Kur'an-ı Kerim ve Türkçe Meali Sayfa 327
58. Sonunda, onları paramparça etti. Ancak onların en büyüğünü bıraktı ki, onlar belki ona müracaat ederler, diye!
59. Dediler ki: “Bunu ilâhlarımıza kim yaptı? Şüphesiz ki o, zalimlerden/hainlerden birisidir.”
60. “onları diline dolayan bir genç işittik, kendisine İbrahim deniliyormuş” dediler.
61. (diğerleri) dediler ki: “Derhal, onu insanların gözleri önüne getirin, onlar da şahit olsunlar.”
62. (İbrahim yanlarına getirilince ona sordular): “Ey İbrahim! İlâhlarımıza/tanrılarımıza bunu sen mi yaptın?” diye.
63. (İbrahim) dedi ki: “Aksine bu işi, belli ki onların şu büyükleri yapmış! Eğer konuşurlarsa, en iyisi onlara sorun!”
64. Bunun üzerine kendi vicdanlarına başvurdular da birbirlerine: “Gerçekten siz zalimlersiniz” dediler.
65. Sonra, yine eski kafalarına/düşüncelerine döndüler: “Kesinlikle sen de bilirsin ki, bunlar konuşamazlar!”
66. Dedi ki: “O halde, Allah’ı bırakıp da size fayda veya zarar veremeyen şeylere mi tapıyorsunuz?
67. Yuh size ve Allah’ı bırakıp ta taptıklarınıza!
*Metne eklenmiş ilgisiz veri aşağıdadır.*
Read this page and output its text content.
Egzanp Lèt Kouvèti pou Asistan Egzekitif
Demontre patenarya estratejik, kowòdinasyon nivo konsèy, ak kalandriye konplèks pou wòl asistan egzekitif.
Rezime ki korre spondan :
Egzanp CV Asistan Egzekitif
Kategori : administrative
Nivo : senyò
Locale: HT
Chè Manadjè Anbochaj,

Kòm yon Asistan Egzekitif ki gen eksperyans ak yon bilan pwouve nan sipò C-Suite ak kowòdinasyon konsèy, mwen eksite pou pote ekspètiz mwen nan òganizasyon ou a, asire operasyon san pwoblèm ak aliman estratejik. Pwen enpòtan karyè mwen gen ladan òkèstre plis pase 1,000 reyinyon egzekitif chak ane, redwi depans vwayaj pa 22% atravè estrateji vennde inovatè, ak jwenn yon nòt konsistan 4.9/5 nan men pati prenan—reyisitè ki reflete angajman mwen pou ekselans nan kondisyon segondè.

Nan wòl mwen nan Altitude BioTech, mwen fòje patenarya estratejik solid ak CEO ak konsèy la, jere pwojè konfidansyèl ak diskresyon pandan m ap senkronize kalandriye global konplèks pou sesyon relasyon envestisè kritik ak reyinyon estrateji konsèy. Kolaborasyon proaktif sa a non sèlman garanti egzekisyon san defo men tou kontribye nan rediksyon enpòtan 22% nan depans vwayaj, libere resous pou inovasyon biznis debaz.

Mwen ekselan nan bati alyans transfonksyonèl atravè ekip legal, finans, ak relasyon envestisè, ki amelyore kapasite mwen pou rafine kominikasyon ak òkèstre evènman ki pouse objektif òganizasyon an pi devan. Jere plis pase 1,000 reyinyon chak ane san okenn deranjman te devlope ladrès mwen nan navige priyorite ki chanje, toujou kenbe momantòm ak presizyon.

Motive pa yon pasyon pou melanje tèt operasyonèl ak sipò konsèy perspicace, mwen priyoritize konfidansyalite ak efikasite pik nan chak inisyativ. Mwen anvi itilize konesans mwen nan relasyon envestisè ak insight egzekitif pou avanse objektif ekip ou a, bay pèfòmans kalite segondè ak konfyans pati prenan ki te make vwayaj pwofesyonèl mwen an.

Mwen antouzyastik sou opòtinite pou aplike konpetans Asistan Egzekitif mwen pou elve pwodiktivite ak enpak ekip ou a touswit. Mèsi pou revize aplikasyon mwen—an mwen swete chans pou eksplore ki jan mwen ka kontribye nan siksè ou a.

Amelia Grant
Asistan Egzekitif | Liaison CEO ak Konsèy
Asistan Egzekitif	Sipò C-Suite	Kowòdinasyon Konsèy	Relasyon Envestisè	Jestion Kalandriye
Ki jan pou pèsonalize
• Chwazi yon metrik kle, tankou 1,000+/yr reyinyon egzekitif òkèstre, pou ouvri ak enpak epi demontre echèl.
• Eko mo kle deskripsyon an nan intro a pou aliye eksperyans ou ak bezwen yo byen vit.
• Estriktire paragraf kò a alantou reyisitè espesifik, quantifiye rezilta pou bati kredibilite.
Siz hâlâ aklınızı kullanmıyor musunuz?”
68. Dediler ki: “Onu yakın ve böylece ilâhlarınıza arka çıkın/yardım edin! Eğer bir iş yapacaksanız.”
69. Biz de dedik ki: “Ey ateş! İbrahim’e karşı serin ve esenlik ol!”
70. Ona bir tuzak kurmak istediler. Biz de kendilerini, hüsrana uğrayanlardan kıldık.
71. Onu ve Lût’u kurtarıp, içinde âlemlere bereketler verdiğimiz ülkeye ulaştırdık!
72. Ona ishak’ı hediye ettik, üstelik (İshak’ın ardından torunu) Yakub’u da; hepsini (toplumlarına) faydalı kişiler/salihlerden kıldık.